Whether Tate, the rookie Florida State wide receiver that has wowed even Green during a catch-it-all summer,   can make that sixth receiver slot on the Opening Day roster is the hot spot on the final 53-man alignment among fans and media in Bengaldom. Even driving the scribes into divides during a pre-game Texas dinner.

But make no mistake about it. Tate is getting what special teams coordinator Darrin Simmons calls "a big chance," against the Cowboys. He's going to start on the kick and kick return teams and later he's going to work on punt and punt return after Simmons hardly used him in the pre-season opener because he was coming off a concussion.

Also make no mistake. Tate can make another night at the Improv winning touchdown catch like he did in the opener and it may not mean a thing unless he makes a few plays as a gunner covering punts or as a wing man covering kicks in a mundane third quarter.

"That's the way it is for a guy in his position," Simmons said. "You have to be a four-phase player in the kicking game."

OK. Green, Tyler Boyd, Josh Malone, John Ross make it. Alex Erickson, their only proven returner, and Cody Core, a speedy staple for Simmons, have a leg up. They've kept seven receivers before and they could do it this trip by keeping three running backs. That leaves three QBs, four tight ends and eight offensive linemen.

A little dicey at running back and the line. Maybe they keep just two QBs. But talk to Simmons first because the 6-5, 230-pound Tate wouldn't be active for games. His knock on teams is that he lacks big speed. But after watching big receivers like Kevin Walter and Tab Perry become productive gunners, Simmons isn't so sure that hurts him.

Auden Tate: seventh-rounder in spotlight.
Auden Tate: seventh-rounder in spotlight.

"There are a lot of teams that have big gunners," Simmons said. "They use what they have to their advantage and with Auden it's obviously his size and hands."

Oh, those hands. Bishop Tate, who played running back at South Carolina State before moving to just track as a sprinter and hurdler, stood his one-year-old son on a bed to toss him the tennis balls.

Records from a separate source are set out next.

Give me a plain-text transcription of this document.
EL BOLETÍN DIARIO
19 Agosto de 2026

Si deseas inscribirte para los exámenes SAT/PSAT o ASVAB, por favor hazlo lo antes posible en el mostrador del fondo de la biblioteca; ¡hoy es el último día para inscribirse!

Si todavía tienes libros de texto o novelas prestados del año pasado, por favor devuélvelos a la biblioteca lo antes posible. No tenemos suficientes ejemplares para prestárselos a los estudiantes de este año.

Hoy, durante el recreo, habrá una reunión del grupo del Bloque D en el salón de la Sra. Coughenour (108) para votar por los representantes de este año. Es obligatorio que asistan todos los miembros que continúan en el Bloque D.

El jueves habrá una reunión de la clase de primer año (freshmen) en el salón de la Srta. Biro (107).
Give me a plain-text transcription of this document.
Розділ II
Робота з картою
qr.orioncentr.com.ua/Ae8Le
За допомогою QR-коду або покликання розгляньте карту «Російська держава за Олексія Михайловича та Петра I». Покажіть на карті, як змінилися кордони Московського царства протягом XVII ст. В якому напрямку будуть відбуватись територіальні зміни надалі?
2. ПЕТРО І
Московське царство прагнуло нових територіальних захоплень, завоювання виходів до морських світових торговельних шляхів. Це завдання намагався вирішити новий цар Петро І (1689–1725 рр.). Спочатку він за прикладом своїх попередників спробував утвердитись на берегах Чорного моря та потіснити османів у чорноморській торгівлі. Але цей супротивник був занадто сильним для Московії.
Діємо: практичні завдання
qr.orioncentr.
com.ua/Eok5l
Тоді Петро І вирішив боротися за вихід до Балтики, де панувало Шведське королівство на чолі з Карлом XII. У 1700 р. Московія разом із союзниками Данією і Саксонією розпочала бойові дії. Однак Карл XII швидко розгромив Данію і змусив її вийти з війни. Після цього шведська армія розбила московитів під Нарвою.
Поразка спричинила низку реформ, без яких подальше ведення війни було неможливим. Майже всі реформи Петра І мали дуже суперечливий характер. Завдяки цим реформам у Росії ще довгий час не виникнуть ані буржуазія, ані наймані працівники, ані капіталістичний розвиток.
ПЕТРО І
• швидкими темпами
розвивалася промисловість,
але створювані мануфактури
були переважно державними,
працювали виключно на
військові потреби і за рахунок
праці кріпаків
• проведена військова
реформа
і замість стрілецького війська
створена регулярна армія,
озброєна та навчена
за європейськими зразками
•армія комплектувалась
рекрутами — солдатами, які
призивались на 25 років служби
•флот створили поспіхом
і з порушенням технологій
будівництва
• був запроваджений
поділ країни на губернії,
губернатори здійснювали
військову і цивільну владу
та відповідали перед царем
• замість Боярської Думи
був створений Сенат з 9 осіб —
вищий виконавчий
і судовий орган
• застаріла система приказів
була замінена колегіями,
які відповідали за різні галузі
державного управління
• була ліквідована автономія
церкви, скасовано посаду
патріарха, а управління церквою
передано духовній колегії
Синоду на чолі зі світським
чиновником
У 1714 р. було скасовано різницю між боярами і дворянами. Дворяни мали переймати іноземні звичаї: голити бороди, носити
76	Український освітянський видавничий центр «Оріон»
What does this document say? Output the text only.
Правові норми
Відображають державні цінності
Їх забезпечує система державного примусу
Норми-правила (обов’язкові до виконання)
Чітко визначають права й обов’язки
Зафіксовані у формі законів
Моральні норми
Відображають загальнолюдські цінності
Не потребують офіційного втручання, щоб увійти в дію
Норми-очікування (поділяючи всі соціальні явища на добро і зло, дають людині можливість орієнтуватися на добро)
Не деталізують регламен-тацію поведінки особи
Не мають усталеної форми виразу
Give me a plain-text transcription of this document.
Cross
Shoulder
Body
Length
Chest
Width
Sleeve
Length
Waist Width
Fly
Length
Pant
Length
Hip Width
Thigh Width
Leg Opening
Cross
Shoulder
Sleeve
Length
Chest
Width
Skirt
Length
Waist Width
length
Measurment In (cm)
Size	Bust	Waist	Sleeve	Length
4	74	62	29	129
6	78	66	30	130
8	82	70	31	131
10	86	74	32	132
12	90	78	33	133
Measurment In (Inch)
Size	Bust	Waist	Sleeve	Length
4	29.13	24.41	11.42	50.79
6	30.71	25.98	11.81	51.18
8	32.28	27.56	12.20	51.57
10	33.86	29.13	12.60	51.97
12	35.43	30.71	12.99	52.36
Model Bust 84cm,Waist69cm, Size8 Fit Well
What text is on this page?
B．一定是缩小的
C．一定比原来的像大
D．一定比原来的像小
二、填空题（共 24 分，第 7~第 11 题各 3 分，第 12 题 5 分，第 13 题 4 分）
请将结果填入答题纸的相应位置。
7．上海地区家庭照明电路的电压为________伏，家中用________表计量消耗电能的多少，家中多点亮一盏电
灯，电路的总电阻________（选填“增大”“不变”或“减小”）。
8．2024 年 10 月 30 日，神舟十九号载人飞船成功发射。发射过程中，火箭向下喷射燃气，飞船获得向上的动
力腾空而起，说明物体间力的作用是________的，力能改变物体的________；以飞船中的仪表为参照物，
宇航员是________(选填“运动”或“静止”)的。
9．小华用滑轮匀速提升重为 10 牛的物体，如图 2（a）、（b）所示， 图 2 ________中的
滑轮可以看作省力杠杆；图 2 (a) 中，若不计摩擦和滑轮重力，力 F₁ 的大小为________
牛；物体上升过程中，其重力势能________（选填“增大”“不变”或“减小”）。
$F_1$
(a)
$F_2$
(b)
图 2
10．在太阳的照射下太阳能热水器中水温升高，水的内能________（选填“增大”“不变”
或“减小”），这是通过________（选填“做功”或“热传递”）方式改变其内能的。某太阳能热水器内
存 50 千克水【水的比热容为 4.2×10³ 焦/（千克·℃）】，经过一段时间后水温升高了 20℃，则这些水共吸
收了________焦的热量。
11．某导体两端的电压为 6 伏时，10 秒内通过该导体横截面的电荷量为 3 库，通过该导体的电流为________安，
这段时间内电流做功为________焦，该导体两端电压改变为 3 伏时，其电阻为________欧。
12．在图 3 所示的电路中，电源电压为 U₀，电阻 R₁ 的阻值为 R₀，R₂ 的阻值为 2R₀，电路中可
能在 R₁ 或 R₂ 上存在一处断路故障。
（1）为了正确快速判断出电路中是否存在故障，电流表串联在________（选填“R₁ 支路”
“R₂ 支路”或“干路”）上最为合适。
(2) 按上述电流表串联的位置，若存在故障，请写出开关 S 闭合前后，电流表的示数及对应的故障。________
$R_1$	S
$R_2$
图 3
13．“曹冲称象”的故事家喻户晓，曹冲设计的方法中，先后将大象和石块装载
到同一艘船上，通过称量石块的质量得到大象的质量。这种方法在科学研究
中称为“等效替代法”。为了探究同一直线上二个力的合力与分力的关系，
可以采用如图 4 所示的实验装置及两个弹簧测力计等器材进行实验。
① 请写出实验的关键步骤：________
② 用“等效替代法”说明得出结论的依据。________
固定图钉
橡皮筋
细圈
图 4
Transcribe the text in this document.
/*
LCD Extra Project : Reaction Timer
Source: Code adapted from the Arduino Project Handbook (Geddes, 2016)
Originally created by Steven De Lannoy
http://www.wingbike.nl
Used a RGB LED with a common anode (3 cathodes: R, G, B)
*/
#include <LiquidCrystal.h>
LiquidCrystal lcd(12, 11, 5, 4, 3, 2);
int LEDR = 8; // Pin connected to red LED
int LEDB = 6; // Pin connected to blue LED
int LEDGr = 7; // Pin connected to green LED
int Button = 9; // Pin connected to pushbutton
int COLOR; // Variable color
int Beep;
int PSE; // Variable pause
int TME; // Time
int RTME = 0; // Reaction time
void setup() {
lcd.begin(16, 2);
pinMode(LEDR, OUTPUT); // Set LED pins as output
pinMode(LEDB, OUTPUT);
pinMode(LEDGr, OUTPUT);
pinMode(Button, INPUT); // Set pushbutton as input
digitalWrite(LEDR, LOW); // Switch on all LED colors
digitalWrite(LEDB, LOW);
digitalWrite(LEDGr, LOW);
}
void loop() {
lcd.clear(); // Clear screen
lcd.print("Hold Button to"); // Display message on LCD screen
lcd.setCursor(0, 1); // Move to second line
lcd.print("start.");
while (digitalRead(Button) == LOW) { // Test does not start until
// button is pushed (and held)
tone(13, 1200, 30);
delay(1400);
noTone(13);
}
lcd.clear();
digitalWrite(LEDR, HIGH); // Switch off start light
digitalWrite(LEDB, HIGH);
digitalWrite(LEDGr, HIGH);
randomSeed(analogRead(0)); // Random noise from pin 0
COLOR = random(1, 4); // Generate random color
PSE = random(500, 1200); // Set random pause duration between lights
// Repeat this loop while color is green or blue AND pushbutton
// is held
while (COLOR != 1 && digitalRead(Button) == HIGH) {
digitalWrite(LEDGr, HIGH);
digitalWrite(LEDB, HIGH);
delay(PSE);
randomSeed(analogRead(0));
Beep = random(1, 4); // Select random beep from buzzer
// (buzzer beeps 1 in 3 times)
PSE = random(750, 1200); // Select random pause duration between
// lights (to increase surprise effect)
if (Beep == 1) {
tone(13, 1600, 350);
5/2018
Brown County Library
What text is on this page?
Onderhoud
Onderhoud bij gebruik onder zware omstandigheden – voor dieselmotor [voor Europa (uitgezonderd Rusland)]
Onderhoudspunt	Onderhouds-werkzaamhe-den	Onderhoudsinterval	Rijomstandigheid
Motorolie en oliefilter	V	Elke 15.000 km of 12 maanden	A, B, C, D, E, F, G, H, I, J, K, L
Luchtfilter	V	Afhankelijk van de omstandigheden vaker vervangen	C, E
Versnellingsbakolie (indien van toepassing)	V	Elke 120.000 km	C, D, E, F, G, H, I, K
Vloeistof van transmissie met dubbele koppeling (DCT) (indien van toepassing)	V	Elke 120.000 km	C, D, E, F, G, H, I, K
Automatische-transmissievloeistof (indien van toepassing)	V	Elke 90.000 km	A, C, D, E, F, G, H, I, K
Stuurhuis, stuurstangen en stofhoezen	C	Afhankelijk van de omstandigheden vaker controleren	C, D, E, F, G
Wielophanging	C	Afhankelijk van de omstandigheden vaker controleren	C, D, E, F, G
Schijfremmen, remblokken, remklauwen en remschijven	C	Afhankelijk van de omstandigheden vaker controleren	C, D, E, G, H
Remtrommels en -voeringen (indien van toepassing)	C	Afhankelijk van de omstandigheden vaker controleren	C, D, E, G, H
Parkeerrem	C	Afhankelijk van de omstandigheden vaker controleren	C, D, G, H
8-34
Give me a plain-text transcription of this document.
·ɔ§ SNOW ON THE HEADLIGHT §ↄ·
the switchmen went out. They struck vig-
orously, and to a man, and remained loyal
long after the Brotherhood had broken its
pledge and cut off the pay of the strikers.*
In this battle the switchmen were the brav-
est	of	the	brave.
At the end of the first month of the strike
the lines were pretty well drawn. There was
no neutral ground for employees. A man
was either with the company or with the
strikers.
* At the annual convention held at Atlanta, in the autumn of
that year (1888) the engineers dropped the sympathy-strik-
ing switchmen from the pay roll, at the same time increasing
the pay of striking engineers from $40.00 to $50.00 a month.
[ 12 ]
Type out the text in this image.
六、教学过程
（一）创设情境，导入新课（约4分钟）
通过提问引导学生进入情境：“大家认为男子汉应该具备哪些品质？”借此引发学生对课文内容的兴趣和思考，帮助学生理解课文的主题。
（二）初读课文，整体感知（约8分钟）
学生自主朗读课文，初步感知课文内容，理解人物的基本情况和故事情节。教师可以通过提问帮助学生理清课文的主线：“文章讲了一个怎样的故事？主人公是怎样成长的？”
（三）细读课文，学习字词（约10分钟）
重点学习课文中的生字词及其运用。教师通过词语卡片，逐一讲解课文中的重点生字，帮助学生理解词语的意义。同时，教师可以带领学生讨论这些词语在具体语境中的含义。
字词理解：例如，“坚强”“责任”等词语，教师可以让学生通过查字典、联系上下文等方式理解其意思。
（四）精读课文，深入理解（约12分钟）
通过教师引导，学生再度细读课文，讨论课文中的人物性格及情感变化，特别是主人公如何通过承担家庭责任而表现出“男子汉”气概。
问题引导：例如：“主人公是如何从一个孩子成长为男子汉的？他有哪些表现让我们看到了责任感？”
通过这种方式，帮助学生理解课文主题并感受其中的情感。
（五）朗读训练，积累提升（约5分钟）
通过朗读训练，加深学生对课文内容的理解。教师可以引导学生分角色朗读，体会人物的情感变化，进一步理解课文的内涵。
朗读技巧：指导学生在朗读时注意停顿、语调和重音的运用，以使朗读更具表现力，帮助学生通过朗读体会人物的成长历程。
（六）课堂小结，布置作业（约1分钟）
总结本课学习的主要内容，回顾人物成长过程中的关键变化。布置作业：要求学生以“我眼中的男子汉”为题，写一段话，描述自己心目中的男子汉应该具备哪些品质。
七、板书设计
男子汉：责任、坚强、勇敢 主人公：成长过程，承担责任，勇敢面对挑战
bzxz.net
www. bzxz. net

"He'd catch them one-handed," Heanon Tate said. "I'd make sure I put him on surface that wasn't sturdy so he got used to being off-balance when he caught it."

Then he graduated to kick ball games at church where his dad said he "caught the uncatchable," and barbecue games of catch.

"My dad and uncles would really throw them hard at me," Auden Tate said. "I remember when I caught my first one over the shoulder with a football. I think I was about 12. It felt great."

Heanon Tate named his children according to the personalities he thought they'd adopt and the one he gave Auden helped in the move. When Heanon Tate took the family from South Carolina to Tampa, Fla., to start a church and school for Force of Life International, Auden was in tenth grade and starting over.

"I looked it up. Auden means 'friend,'" he said. "And he's that way. He loves his sisters and wants to do what's best for everyone else."

Heanon let him research where he wanted to play his football and it looks like he made a pretty good call on Wharton High School, home of Bucs cornerback Vernon Hargreaves III, a top 11 pick. Tate is a seventh-rounder, but he's this close to making an NFL roster.  

"No, I don't," Auden Tate said of counting to six. "I can't control it. The only thing I can control is how I play and how hard I play and let the chips fall."

He's smiling all the way with the name and hands his father gave him.

"He's a nice, mid-mannered young man off the field," Heanon Tate said. "He does what he has to do on the football field."

 "He does what he has to do on the football field," Heanon Tate said.